In the wartime, all domestic resources should be mobilized in order to ensure participation in the war and subsequent victory. The country bears the logistics constraint, in other words – the necessity to equip and provide its army with food and ammunition. To some extent, Serbia relied on the allies in the costs of war but both Russia and France also had problems with ammunition and food provision; therefore, assistance was not sufficient. Serbia had many losses during the First World War, but it managed to sustain people’s spirit and nationalism.

Furthermore, during a war, the state and citizens are involved in bargaining. The authorities offer some bargains to the subjects. If, in the earlier times, the rulers used to fight for the new lands and quell discontent in the existing ones, today, authorities wage the wars for economic privileges and improvement of living. The two World Wars probably were among the last ones fought for the new territories. To the First World War, the hypothesis of Asset Binding can be applied (Magagna, 2015). The Serbians realized that they could perish together with their state. Even if they had not, their citizenship would have been transformed by the war into an asset value. Thus, “the underlying bargain transforms subjects and citizens into stakeholders who have an incentive to support their states in war” (Magagna, 2015). This understanding makes people more likely to support the war and, thus, ensure their state’s survival.
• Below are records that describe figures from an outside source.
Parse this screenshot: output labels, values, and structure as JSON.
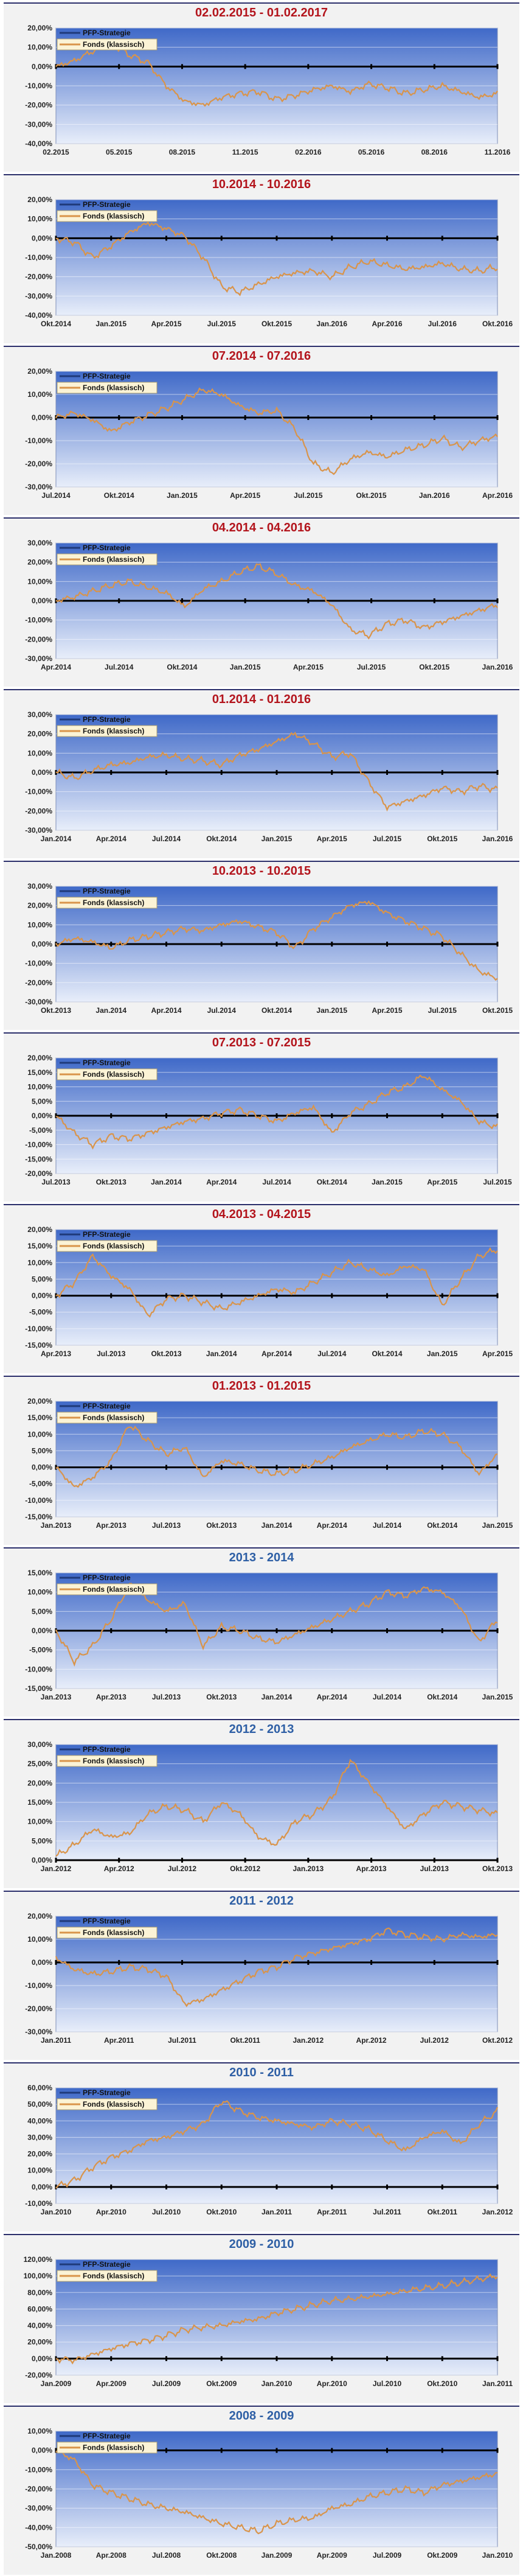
{
  "legend": {
    "series_a": "PFP-Strategie",
    "series_b": "Fonds (klassisch)"
  },
  "colors": {
    "title_dark_red": "#b3141c",
    "title_blue": "#2e5fa5",
    "series_a": "#1f3a7a",
    "series_b": "#d9944a",
    "plot_top": "#3f69c8",
    "plot_bottom": "#e8eefa"
  },
  "chart_data": [
    {
      "type": "line",
      "title": "02.02.2015 - 01.02.2017",
      "title_color": "dark_red",
      "ylim": [
        -40,
        20
      ],
      "yticks": [
        "20,00%",
        "10,00%",
        "0,00%",
        "-10,00%",
        "-20,00%",
        "-30,00%",
        "-40,00%"
      ],
      "xticks": [
        "02.2015",
        "05.2015",
        "08.2015",
        "11.2015",
        "02.2016",
        "05.2016",
        "08.2016",
        "11.2016"
      ],
      "series": [
        {
          "name": "PFP-Strategie",
          "values": [
            0,
            0
          ]
        },
        {
          "name": "Fonds (klassisch)",
          "values": [
            0,
            3,
            8,
            12,
            6,
            2,
            -10,
            -18,
            -20,
            -16,
            -14,
            -13,
            -17,
            -15,
            -12,
            -10,
            -13,
            -9,
            -11,
            -14,
            -12,
            -10,
            -13,
            -16,
            -14
          ]
        }
      ]
    },
    {
      "type": "line",
      "title": "10.2014 - 10.2016",
      "title_color": "dark_red",
      "ylim": [
        -40,
        20
      ],
      "yticks": [
        "20,00%",
        "10,00%",
        "0,00%",
        "-10,00%",
        "-20,00%",
        "-30,00%",
        "-40,00%"
      ],
      "xticks": [
        "Okt.2014",
        "Jan.2015",
        "Apr.2015",
        "Jul.2015",
        "Okt.2015",
        "Jan.2016",
        "Apr.2016",
        "Jul.2016",
        "Okt.2016"
      ],
      "series": [
        {
          "name": "PFP-Strategie",
          "values": [
            0,
            0
          ]
        },
        {
          "name": "Fonds (klassisch)",
          "values": [
            0,
            -2,
            -10,
            -4,
            3,
            8,
            5,
            1,
            -10,
            -25,
            -28,
            -24,
            -20,
            -18,
            -17,
            -20,
            -15,
            -12,
            -14,
            -16,
            -15,
            -13,
            -16,
            -17,
            -15
          ]
        }
      ]
    },
    {
      "type": "line",
      "title": "07.2014 - 07.2016",
      "title_color": "dark_red",
      "ylim": [
        -30,
        20
      ],
      "yticks": [
        "20,00%",
        "10,00%",
        "0,00%",
        "-10,00%",
        "-20,00%",
        "-30,00%"
      ],
      "xticks": [
        "Jul.2014",
        "Okt.2014",
        "Jan.2015",
        "Apr.2015",
        "Jul.2015",
        "Okt.2015",
        "Jan.2016",
        "Apr.2016"
      ],
      "series": [
        {
          "name": "PFP-Strategie",
          "values": [
            0,
            0
          ]
        },
        {
          "name": "Fonds (klassisch)",
          "values": [
            0,
            2,
            -1,
            -6,
            -2,
            1,
            4,
            8,
            12,
            10,
            5,
            2,
            3,
            -5,
            -20,
            -24,
            -18,
            -15,
            -17,
            -14,
            -12,
            -9,
            -13,
            -10,
            -8
          ]
        }
      ]
    },
    {
      "type": "line",
      "title": "04.2014 - 04.2016",
      "title_color": "dark_red",
      "ylim": [
        -30,
        30
      ],
      "yticks": [
        "30,00%",
        "20,00%",
        "10,00%",
        "0,00%",
        "-10,00%",
        "-20,00%",
        "-30,00%"
      ],
      "xticks": [
        "Apr.2014",
        "Jul.2014",
        "Okt.2014",
        "Jan.2015",
        "Apr.2015",
        "Jul.2015",
        "Okt.2015",
        "Jan.2016"
      ],
      "series": [
        {
          "name": "PFP-Strategie",
          "values": [
            0,
            0
          ]
        },
        {
          "name": "Fonds (klassisch)",
          "values": [
            0,
            2,
            5,
            8,
            10,
            7,
            4,
            -3,
            6,
            10,
            15,
            18,
            14,
            8,
            5,
            -2,
            -15,
            -18,
            -12,
            -10,
            -14,
            -11,
            -8,
            -5,
            -2
          ]
        }
      ]
    },
    {
      "type": "line",
      "title": "01.2014 - 01.2016",
      "title_color": "dark_red",
      "ylim": [
        -30,
        30
      ],
      "yticks": [
        "30,00%",
        "20,00%",
        "10,00%",
        "0,00%",
        "-10,00%",
        "-20,00%",
        "-30,00%"
      ],
      "xticks": [
        "Jan.2014",
        "Apr.2014",
        "Jul.2014",
        "Okt.2014",
        "Jan.2015",
        "Apr.2015",
        "Jul.2015",
        "Okt.2015",
        "Jan.2016"
      ],
      "series": [
        {
          "name": "PFP-Strategie",
          "values": [
            0,
            0
          ]
        },
        {
          "name": "Fonds (klassisch)",
          "values": [
            0,
            -3,
            1,
            4,
            5,
            8,
            9,
            7,
            6,
            4,
            9,
            12,
            16,
            20,
            15,
            8,
            10,
            -5,
            -18,
            -15,
            -12,
            -8,
            -10,
            -7,
            -9
          ]
        }
      ]
    },
    {
      "type": "line",
      "title": "10.2013 - 10.2015",
      "title_color": "dark_red",
      "ylim": [
        -30,
        30
      ],
      "yticks": [
        "30,00%",
        "20,00%",
        "10,00%",
        "0,00%",
        "-10,00%",
        "-20,00%",
        "-30,00%"
      ],
      "xticks": [
        "Okt.2013",
        "Jan.2014",
        "Apr.2014",
        "Jul.2014",
        "Okt.2014",
        "Jan.2015",
        "Apr.2015",
        "Jul.2015",
        "Okt.2015"
      ],
      "series": [
        {
          "name": "PFP-Strategie",
          "values": [
            0,
            0
          ]
        },
        {
          "name": "Fonds (klassisch)",
          "values": [
            0,
            3,
            1,
            -2,
            2,
            4,
            6,
            8,
            7,
            10,
            12,
            9,
            6,
            -2,
            8,
            14,
            20,
            22,
            16,
            12,
            8,
            4,
            -5,
            -14,
            -18
          ]
        }
      ]
    },
    {
      "type": "line",
      "title": "07.2013 - 07.2015",
      "title_color": "dark_red",
      "ylim": [
        -20,
        20
      ],
      "yticks": [
        "20,00%",
        "15,00%",
        "10,00%",
        "5,00%",
        "0,00%",
        "-5,00%",
        "-10,00%",
        "-15,00%",
        "-20,00%"
      ],
      "xticks": [
        "Jul.2013",
        "Okt.2013",
        "Jan.2014",
        "Apr.2014",
        "Jul.2014",
        "Okt.2014",
        "Jan.2015",
        "Apr.2015",
        "Jul.2015"
      ],
      "series": [
        {
          "name": "PFP-Strategie",
          "values": [
            0,
            0
          ]
        },
        {
          "name": "Fonds (klassisch)",
          "values": [
            0,
            -6,
            -10,
            -7,
            -8,
            -6,
            -4,
            -2,
            -1,
            1,
            2,
            0,
            -2,
            1,
            3,
            -6,
            1,
            4,
            8,
            10,
            14,
            9,
            5,
            -2,
            -4
          ]
        }
      ]
    },
    {
      "type": "line",
      "title": "04.2013 - 04.2015",
      "title_color": "dark_red",
      "ylim": [
        -15,
        20
      ],
      "yticks": [
        "20,00%",
        "15,00%",
        "10,00%",
        "5,00%",
        "0,00%",
        "-5,00%",
        "-10,00%",
        "-15,00%"
      ],
      "xticks": [
        "Apr.2013",
        "Jul.2013",
        "Okt.2013",
        "Jan.2014",
        "Apr.2014",
        "Jul.2014",
        "Okt.2014",
        "Jan.2015",
        "Apr.2015"
      ],
      "series": [
        {
          "name": "PFP-Strategie",
          "values": [
            0,
            0
          ]
        },
        {
          "name": "Fonds (klassisch)",
          "values": [
            0,
            4,
            12,
            6,
            2,
            -6,
            -1,
            0,
            -2,
            -4,
            -2,
            0,
            2,
            1,
            4,
            7,
            10,
            8,
            6,
            9,
            8,
            -3,
            5,
            12,
            14
          ]
        }
      ]
    },
    {
      "type": "line",
      "title": "01.2013 - 01.2015",
      "title_color": "dark_red",
      "ylim": [
        -15,
        20
      ],
      "yticks": [
        "20,00%",
        "15,00%",
        "10,00%",
        "5,00%",
        "0,00%",
        "-5,00%",
        "-10,00%",
        "-15,00%"
      ],
      "xticks": [
        "Jan.2013",
        "Apr.2013",
        "Jul.2013",
        "Okt.2013",
        "Jan.2014",
        "Apr.2014",
        "Jul.2014",
        "Okt.2014",
        "Jan.2015"
      ],
      "series": [
        {
          "name": "PFP-Strategie",
          "values": [
            0,
            0
          ]
        },
        {
          "name": "Fonds (klassisch)",
          "values": [
            0,
            -6,
            -3,
            2,
            13,
            8,
            4,
            6,
            -3,
            2,
            1,
            -1,
            -2,
            -1,
            1,
            3,
            6,
            8,
            10,
            9,
            11,
            10,
            6,
            -2,
            4
          ]
        }
      ]
    },
    {
      "type": "line",
      "title": "2013 - 2014",
      "title_color": "blue",
      "ylim": [
        -15,
        15
      ],
      "yticks": [
        "15,00%",
        "10,00%",
        "5,00%",
        "0,00%",
        "-5,00%",
        "-10,00%",
        "-15,00%"
      ],
      "xticks": [
        "Jan.2013",
        "Apr.2013",
        "Jul.2013",
        "Okt.2013",
        "Jan.2014",
        "Apr.2014",
        "Jul.2014",
        "Okt.2014",
        "Jan.2015"
      ],
      "series": [
        {
          "name": "PFP-Strategie",
          "values": [
            0,
            0
          ]
        },
        {
          "name": "Fonds (klassisch)",
          "values": [
            0,
            -8,
            -4,
            3,
            12,
            8,
            5,
            7,
            -4,
            1,
            0,
            -2,
            -3,
            -1,
            1,
            3,
            5,
            7,
            10,
            9,
            11,
            10,
            6,
            -3,
            3
          ]
        }
      ]
    },
    {
      "type": "line",
      "title": "2012 - 2013",
      "title_color": "blue",
      "ylim": [
        0,
        30
      ],
      "yticks": [
        "30,00%",
        "25,00%",
        "20,00%",
        "15,00%",
        "10,00%",
        "5,00%",
        "0,00%"
      ],
      "xticks": [
        "Jan.2012",
        "Apr.2012",
        "Jul.2012",
        "Okt.2012",
        "Jan.2013",
        "Apr.2013",
        "Jul.2013",
        "Okt.2013"
      ],
      "series": [
        {
          "name": "PFP-Strategie",
          "values": [
            0,
            0
          ]
        },
        {
          "name": "Fonds (klassisch)",
          "values": [
            1,
            4,
            8,
            6,
            7,
            12,
            14,
            13,
            10,
            15,
            12,
            6,
            4,
            10,
            12,
            16,
            26,
            20,
            14,
            8,
            12,
            15,
            14,
            13,
            12
          ]
        }
      ]
    },
    {
      "type": "line",
      "title": "2011 - 2012",
      "title_color": "blue",
      "ylim": [
        -30,
        20
      ],
      "yticks": [
        "20,00%",
        "10,00%",
        "0,00%",
        "-10,00%",
        "-20,00%",
        "-30,00%"
      ],
      "xticks": [
        "Jan.2011",
        "Apr.2011",
        "Jul.2011",
        "Okt.2011",
        "Jan.2012",
        "Apr.2012",
        "Jul.2012",
        "Okt.2012"
      ],
      "series": [
        {
          "name": "PFP-Strategie",
          "values": [
            0,
            0
          ]
        },
        {
          "name": "Fonds (klassisch)",
          "values": [
            2,
            -3,
            -5,
            -4,
            -2,
            -3,
            -6,
            -18,
            -16,
            -12,
            -8,
            -4,
            -2,
            2,
            4,
            6,
            8,
            10,
            14,
            12,
            11,
            10,
            12,
            11,
            12
          ]
        }
      ]
    },
    {
      "type": "line",
      "title": "2010 - 2011",
      "title_color": "blue",
      "ylim": [
        -10,
        60
      ],
      "yticks": [
        "60,00%",
        "50,00%",
        "40,00%",
        "30,00%",
        "20,00%",
        "10,00%",
        "0,00%",
        "-10,00%"
      ],
      "xticks": [
        "Jan.2010",
        "Apr.2010",
        "Jul.2010",
        "Okt.2010",
        "Jan.2011",
        "Apr.2011",
        "Jul.2011",
        "Okt.2011",
        "Jan.2012"
      ],
      "series": [
        {
          "name": "PFP-Strategie",
          "values": [
            0,
            0
          ]
        },
        {
          "name": "Fonds (klassisch)",
          "values": [
            0,
            4,
            12,
            18,
            22,
            28,
            30,
            34,
            38,
            52,
            46,
            42,
            40,
            38,
            36,
            40,
            38,
            35,
            28,
            22,
            30,
            34,
            26,
            38,
            46
          ]
        }
      ]
    },
    {
      "type": "line",
      "title": "2009 - 2010",
      "title_color": "blue",
      "ylim": [
        -20,
        120
      ],
      "yticks": [
        "120,00%",
        "100,00%",
        "80,00%",
        "60,00%",
        "40,00%",
        "20,00%",
        "0,00%",
        "-20,00%"
      ],
      "xticks": [
        "Jan.2009",
        "Apr.2009",
        "Jul.2009",
        "Okt.2009",
        "Jan.2010",
        "Apr.2010",
        "Jul.2010",
        "Okt.2010",
        "Jan.2011"
      ],
      "series": [
        {
          "name": "PFP-Strategie",
          "values": [
            0,
            0
          ]
        },
        {
          "name": "Fonds (klassisch)",
          "values": [
            0,
            -2,
            5,
            12,
            18,
            22,
            28,
            35,
            38,
            40,
            45,
            48,
            55,
            60,
            65,
            70,
            72,
            75,
            78,
            82,
            85,
            88,
            92,
            96,
            100
          ]
        }
      ]
    },
    {
      "type": "line",
      "title": "2008 - 2009",
      "title_color": "blue",
      "ylim": [
        -50,
        10
      ],
      "yticks": [
        "10,00%",
        "0,00%",
        "-10,00%",
        "-20,00%",
        "-30,00%",
        "-40,00%",
        "-50,00%"
      ],
      "xticks": [
        "Jan.2008",
        "Apr.2008",
        "Jul.2008",
        "Okt.2008",
        "Jan.2009",
        "Apr.2009",
        "Jul.2009",
        "Okt.2009",
        "Jan.2010"
      ],
      "series": [
        {
          "name": "PFP-Strategie",
          "values": [
            0,
            0
          ]
        },
        {
          "name": "Fonds (klassisch)",
          "values": [
            0,
            -5,
            -18,
            -22,
            -25,
            -28,
            -30,
            -32,
            -35,
            -38,
            -40,
            -42,
            -38,
            -36,
            -35,
            -30,
            -28,
            -24,
            -22,
            -20,
            -22,
            -18,
            -16,
            -14,
            -12
          ]
        }
      ]
    }
  ]
}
Depending on the country, the level of commitment is different. Thus, the same war can exhibit adversaries with different levels of domestic commitment. It is logical that a higher level of domestic commitment is, the better the state is ready for any military conflict and able to wage offensive. However, it is indicative that in the case of one belligerent party being stronger (the so-called asymmetric wars), the victory can go to a weaker state with a high level of domestic commitment. These counter-intuitive outcomes can be explained by the fact that a lack of technology and ammunition can be helped out by the high levels of domestic commitment. On the whole, “domestic commitment levels have increased across time and all systems” (Magagna, 2015).

In the cases a war is imposed on a country, domestic commitment can be the only way to ensure its survival and independence. In the case of military aggression, the state and the population depend on each other. The state offers citizenship an asset value, while the population pays for it with constrictions, taxes, and supporting the state even in the time of war. As a minor power, Serbia was significantly weaker than the Austria-Hungarian Empire. Being weakened by the two Balkan Wars of 1912-1913, Serbia had fewer mobilization resources and less ammunition. However, the patriotic spirit of its population contributed to the victory. In order to ensure the country’s survival and independence, the Serbians had to demonstrate a high level of domestic commitment in the form of financial loads such as debts, taxation, and other associated costs, as well as mass conscriptions and manpower losses. When a country could not boast of advanced technology and military preparedness, diligent domestic commitment can help win even against a more powerful adversary.